Amor à segunda vista

Foto: The big mother

A obra de Patricia Piccinini é um enigma a ser decifrado por cada um de nós. Se em um primeiro momento nossa reação é de repulsa ou de estranhamento diante dessas esquisitas criaturas, em um segundo instante a artista consegue fazer aflorar um sentimento de empatia ao nos colocar diante do olhar profundo de cada um desses seres, promovendo, de maneira surpreendente, um encontro entre algo tão estranho e nossos melhores sentimentos.

Patricia fala de criaturas imaginárias, fantásticas, mas sua pesquisa também se baseia na ciência genética e na análise do comportamento humano. Sua obra explora a incerteza entre o futuro geneticamente modificado e a imaginação livre do sonho coletivo, os medos, os fascínios do inconsciente de todos.

A artista usa técnicas do cinema, da escultura e da animação e as mistura com conhecimento científico para produzir imagens tridimensionais de seres que até podem nos parecer surreais hoje, mas com os quais, com o passar do tempo e com a convivência, poderíamos nos acostumar – fenômeno que, aliás, já ocorreu tantas vezes, sempre que o novo se apresenta de forma surpreendente para nós, e é, rapidamente, absorvido e transformado em “normalidade”.

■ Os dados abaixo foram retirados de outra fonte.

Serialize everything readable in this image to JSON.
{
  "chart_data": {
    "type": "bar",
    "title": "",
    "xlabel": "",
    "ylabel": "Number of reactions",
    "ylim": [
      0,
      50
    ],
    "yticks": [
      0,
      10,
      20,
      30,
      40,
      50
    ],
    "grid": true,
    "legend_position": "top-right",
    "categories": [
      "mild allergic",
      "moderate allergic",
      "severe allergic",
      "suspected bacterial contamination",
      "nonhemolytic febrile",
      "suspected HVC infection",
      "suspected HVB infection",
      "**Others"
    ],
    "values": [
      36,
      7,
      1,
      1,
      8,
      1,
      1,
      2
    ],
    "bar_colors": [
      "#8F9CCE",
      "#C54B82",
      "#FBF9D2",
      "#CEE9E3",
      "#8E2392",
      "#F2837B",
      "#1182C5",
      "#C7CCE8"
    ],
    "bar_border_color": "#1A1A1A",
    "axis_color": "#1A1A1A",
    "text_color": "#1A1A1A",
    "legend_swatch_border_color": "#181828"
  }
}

Na vida, algumas coisas, uma vez feitas, não podem ser desfeitas. Uma vez criadas, não podem mais ser contidas. E isso acontece tanto com a arte quanto com uma criatura geneticamente modificada – e aquele que acha que pode controlar suas criações está se enganando: assim que saem de nossas mãos, elas ganham vida própria.

O que aconteceria, então, se fôssemos capazes de criar máquinas com genes? E se essas máquinas, extremamente duráveis, se transformassem em seres com vontade própria, com sentimentos e essências orgânicas dentro de si? Reunimos um grupo de obras que traz à vista essa possibilidade (e, em oposição ao conceito de biônico, essa é uma proposta de criação mecânica orgânica). A fascinação dos seres humanos por suas máquinas pode fazer com que um dia eles desejem transformá-las em seres vivos. Essas máquinas poderão, a partir daí, encontrar formas de expressão de sentimento e de singularidade, e irão, assim, se descolar da máquina e se aproximar do humano.

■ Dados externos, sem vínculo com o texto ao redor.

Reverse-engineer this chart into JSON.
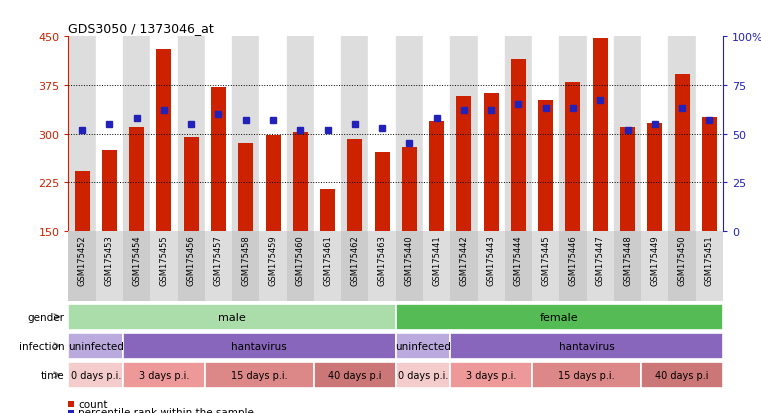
{
  "title": "GDS3050 / 1373046_at",
  "samples": [
    "GSM175452",
    "GSM175453",
    "GSM175454",
    "GSM175455",
    "GSM175456",
    "GSM175457",
    "GSM175458",
    "GSM175459",
    "GSM175460",
    "GSM175461",
    "GSM175462",
    "GSM175463",
    "GSM175440",
    "GSM175441",
    "GSM175442",
    "GSM175443",
    "GSM175444",
    "GSM175445",
    "GSM175446",
    "GSM175447",
    "GSM175448",
    "GSM175449",
    "GSM175450",
    "GSM175451"
  ],
  "counts": [
    242,
    275,
    310,
    430,
    295,
    372,
    285,
    298,
    302,
    215,
    292,
    272,
    280,
    320,
    358,
    362,
    415,
    352,
    380,
    448,
    310,
    317,
    392,
    325
  ],
  "percentile": [
    52,
    55,
    58,
    62,
    55,
    60,
    57,
    57,
    52,
    52,
    55,
    53,
    45,
    58,
    62,
    62,
    65,
    63,
    63,
    67,
    52,
    55,
    63,
    57
  ],
  "ylim_left": [
    150,
    450
  ],
  "ylim_right": [
    0,
    100
  ],
  "yticks_left": [
    150,
    225,
    300,
    375,
    450
  ],
  "yticks_right": [
    0,
    25,
    50,
    75,
    100
  ],
  "hlines": [
    225,
    300,
    375
  ],
  "bar_color": "#cc2200",
  "dot_color": "#2222bb",
  "gender_male_color": "#aaddaa",
  "gender_female_color": "#55bb55",
  "infection_uninfected_color": "#bbaadd",
  "infection_hantavirus_color": "#8866bb",
  "time_color_map": {
    "0 days p.i.": "#f5cccc",
    "3 days p.i.": "#ee9999",
    "15 days p.i.": "#dd8888",
    "40 days p.i": "#cc7777"
  },
  "gender_segments": [
    {
      "label": "male",
      "start": 0,
      "end": 12
    },
    {
      "label": "female",
      "start": 12,
      "end": 24
    }
  ],
  "infection_segments": [
    {
      "label": "uninfected",
      "start": 0,
      "end": 2
    },
    {
      "label": "hantavirus",
      "start": 2,
      "end": 12
    },
    {
      "label": "uninfected",
      "start": 12,
      "end": 14
    },
    {
      "label": "hantavirus",
      "start": 14,
      "end": 24
    }
  ],
  "time_segments": [
    {
      "label": "0 days p.i.",
      "start": 0,
      "end": 2
    },
    {
      "label": "3 days p.i.",
      "start": 2,
      "end": 5
    },
    {
      "label": "15 days p.i.",
      "start": 5,
      "end": 9
    },
    {
      "label": "40 days p.i",
      "start": 9,
      "end": 12
    },
    {
      "label": "0 days p.i.",
      "start": 12,
      "end": 14
    },
    {
      "label": "3 days p.i.",
      "start": 14,
      "end": 17
    },
    {
      "label": "15 days p.i.",
      "start": 17,
      "end": 21
    },
    {
      "label": "40 days p.i",
      "start": 21,
      "end": 24
    }
  ],
  "row_labels": [
    "gender",
    "infection",
    "time"
  ],
  "bar_color_legend": "#cc2200",
  "dot_color_legend": "#2222bb",
  "xtick_bg": "#cccccc",
  "xtick_fontsize": 6.5,
  "main_bg": "#ffffff"
}
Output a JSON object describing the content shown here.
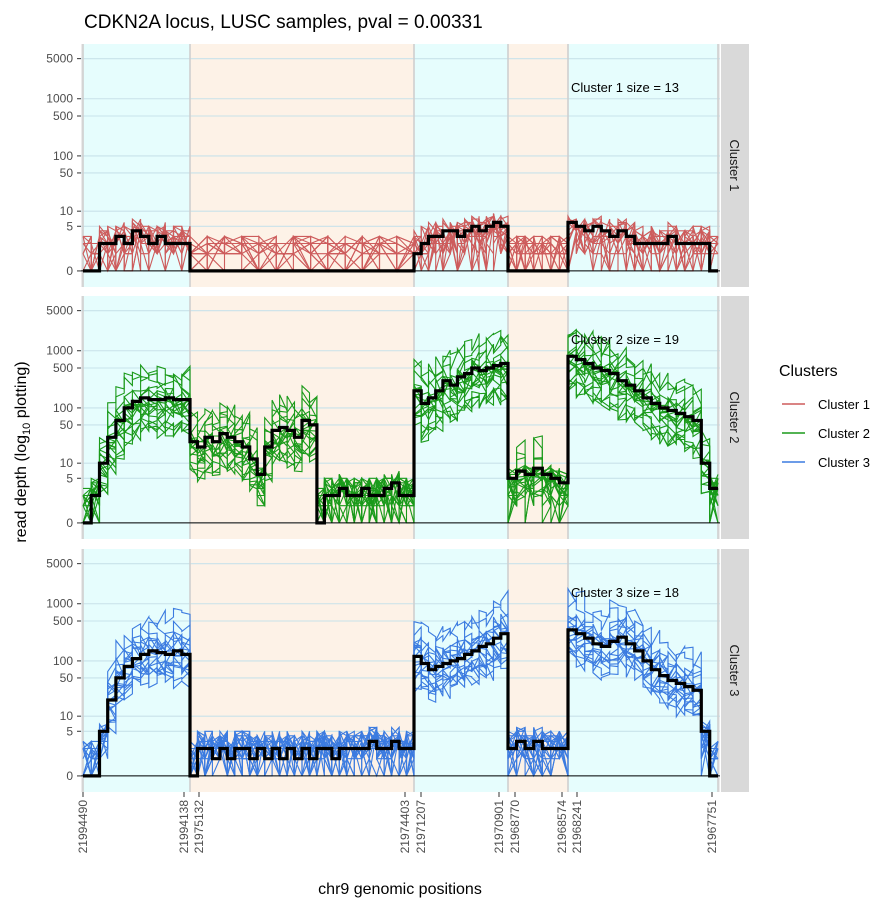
{
  "chart_data": {
    "type": "line",
    "title": "CDKN2A locus, LUSC samples, pval = 0.00331",
    "xlabel": "chr9 genomic positions",
    "ylabel_main": "read depth (log",
    "ylabel_sub": "10",
    "ylabel_tail": " plotting)",
    "y_scale": "log10(depth + 1)",
    "y_ticks": [
      0,
      5,
      10,
      50,
      100,
      500,
      1000,
      5000
    ],
    "y_tick_labels": [
      "0",
      "5",
      "10",
      "50",
      "100",
      "500",
      "1000",
      "5000"
    ],
    "x_tick_labels": [
      "21994490",
      "21994138",
      "21975132",
      "21974403",
      "21971207",
      "21970901",
      "21968770",
      "21968574",
      "21968241",
      "21967751"
    ],
    "grid": true,
    "legend_position": "right",
    "legend": {
      "title": "Clusters",
      "entries": [
        "Cluster 1",
        "Cluster 2",
        "Cluster 3"
      ],
      "colors": [
        "#cd5c5c",
        "#1a9a1a",
        "#3b7be0"
      ]
    },
    "region_colors": {
      "exon": "#e6fdfd",
      "intron": "#fdf2e7"
    },
    "regions": [
      {
        "kind": "exon",
        "start": "21994490",
        "end": "21994138"
      },
      {
        "kind": "intron",
        "start": "21975132",
        "end": "21974403"
      },
      {
        "kind": "exon",
        "start": "21971207",
        "end": "21970901"
      },
      {
        "kind": "intron",
        "start": "21968770",
        "end": "21968574"
      },
      {
        "kind": "exon",
        "start": "21968241",
        "end": "21967751"
      }
    ],
    "panels": [
      {
        "strip_label": "Cluster 1",
        "annotation": "Cluster 1 size = 13",
        "color": "#cd5c5c",
        "n_samples": 13,
        "median_profile": [
          {
            "region": 1,
            "depths": [
              0,
              0,
              2,
              2,
              3,
              2,
              4,
              3,
              2,
              3,
              2,
              2,
              2
            ]
          },
          {
            "region": 2,
            "depths": [
              0,
              0,
              0,
              0,
              0,
              0,
              0,
              0,
              0,
              0,
              0,
              0,
              0
            ]
          },
          {
            "region": 3,
            "depths": [
              1,
              2,
              3,
              3,
              4,
              4,
              3,
              4,
              5,
              4,
              5,
              6,
              5
            ]
          },
          {
            "region": 4,
            "depths": [
              0,
              0,
              0,
              0,
              0,
              0,
              0
            ]
          },
          {
            "region": 5,
            "depths": [
              6,
              5,
              4,
              5,
              4,
              3,
              4,
              3,
              2,
              2,
              2,
              2,
              3,
              2,
              2,
              2,
              2,
              0
            ]
          }
        ]
      },
      {
        "strip_label": "Cluster 2",
        "annotation": "Cluster 2 size = 19",
        "color": "#1a9a1a",
        "n_samples": 19,
        "median_profile": [
          {
            "region": 1,
            "depths": [
              0,
              2,
              10,
              30,
              60,
              100,
              130,
              150,
              140,
              140,
              150,
              140,
              140
            ]
          },
          {
            "region": 2,
            "depths": [
              25,
              20,
              30,
              25,
              35,
              30,
              25,
              20,
              12,
              6,
              20,
              40,
              45,
              40,
              30,
              60,
              50,
              0,
              2,
              2,
              3,
              2,
              2,
              3,
              2,
              2,
              3,
              4,
              2,
              2
            ]
          },
          {
            "region": 3,
            "depths": [
              200,
              120,
              150,
              200,
              300,
              250,
              350,
              400,
              500,
              450,
              500,
              550,
              600
            ]
          },
          {
            "region": 4,
            "depths": [
              5,
              7,
              6,
              8,
              6,
              5,
              4
            ]
          },
          {
            "region": 5,
            "depths": [
              800,
              700,
              600,
              500,
              450,
              400,
              300,
              250,
              200,
              150,
              120,
              100,
              90,
              80,
              70,
              60,
              10,
              3
            ]
          }
        ]
      },
      {
        "strip_label": "Cluster 3",
        "annotation": "Cluster 3 size = 18",
        "color": "#3b7be0",
        "n_samples": 18,
        "median_profile": [
          {
            "region": 1,
            "depths": [
              0,
              0,
              5,
              20,
              50,
              80,
              110,
              130,
              150,
              140,
              130,
              150,
              130
            ]
          },
          {
            "region": 2,
            "depths": [
              0,
              2,
              2,
              1,
              2,
              1,
              2,
              2,
              1,
              2,
              1,
              2,
              1,
              2,
              1,
              2,
              1,
              2,
              2,
              1,
              2,
              2,
              2,
              2,
              3,
              2,
              2,
              3,
              2,
              2
            ]
          },
          {
            "region": 3,
            "depths": [
              120,
              90,
              70,
              80,
              90,
              100,
              110,
              130,
              150,
              180,
              200,
              250,
              300
            ]
          },
          {
            "region": 4,
            "depths": [
              2,
              3,
              2,
              3,
              2,
              2,
              2
            ]
          },
          {
            "region": 5,
            "depths": [
              350,
              300,
              250,
              200,
              180,
              220,
              260,
              200,
              150,
              100,
              70,
              55,
              45,
              40,
              35,
              30,
              5,
              0
            ]
          }
        ]
      }
    ]
  }
}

Nessa tentativa de humanizar tudo, podemos quebrar uma linha que divide o lugar das coisas e o lugar dos homens. Recentemente, a discussão em torno dos biocombustíveis explicitou essa relação, quando, pela primeira vez na história, tivemos que decidir se um grão alimentício deveria ser usado para alimentar uma pessoa ou produzir combustível para uma máquina.

A verdade por trás desse dilema é que a fome da máquina é muito mais insaciável do que a fome humana – algo que pode nos tornar ainda mais vulneráveis diante de nossas criaturas.

Uma outra hipótese: e se pudéssemos criar seres para nos substituir em tarefas “mundanas” como amamentar nossos filhos, colocá-los para dormir, dar-lhes carinho, enquanto nos ocupamos com tantas outras coisas importantes da vida moderna? E se pudermos delegar o amor e a procriação para um objeto, como uma bota feminina, que é o que ocorre na obra Boot Flower? Ou nos permitir entender que, em um mundo ocupado por esses novos seres, os estranhos somos nós, como no vídeo The Gathering? Podemos nos perguntar, ainda, quem é o ser que está deitado no colo do menino de The Long Waited. Seria ele um ancestral do menino ou o inverso? O que há em comum entre eles é que ambos compartilham uma face humana em corpos distintos, e ambos demonstram um carinho tão familiar.

Entrar no CCBB será como entrar em um lugar onde a convergência entre ciência e consciência aconteceu, um lugar onde o tempo se fundiu e o passado e o futuro coabitam lado a lado, onde a imaginação se libertou e passamos a ser agentes e pacientes das transformações que um dia iniciamos – a maior de todas as transformações: a de nosso DNA.

Para visitar esse lugar, é preciso entender e aceitar que ele tem suas próprias regras, já que as regras de nossa ciência, transitória, são insuficientes para explicar o que aqui acontece. Ainda assim, ficará claro para os visitantes que, dentro de toda essa aparente anormalidade, uma essência humana permanece latente e a possibilidade do amor ainda existe. Depois de rejeitar essas criaturas, aprendemos com elas e nos damos uma segunda chance. Vemos, então, que é possível existir o amor à segunda vista.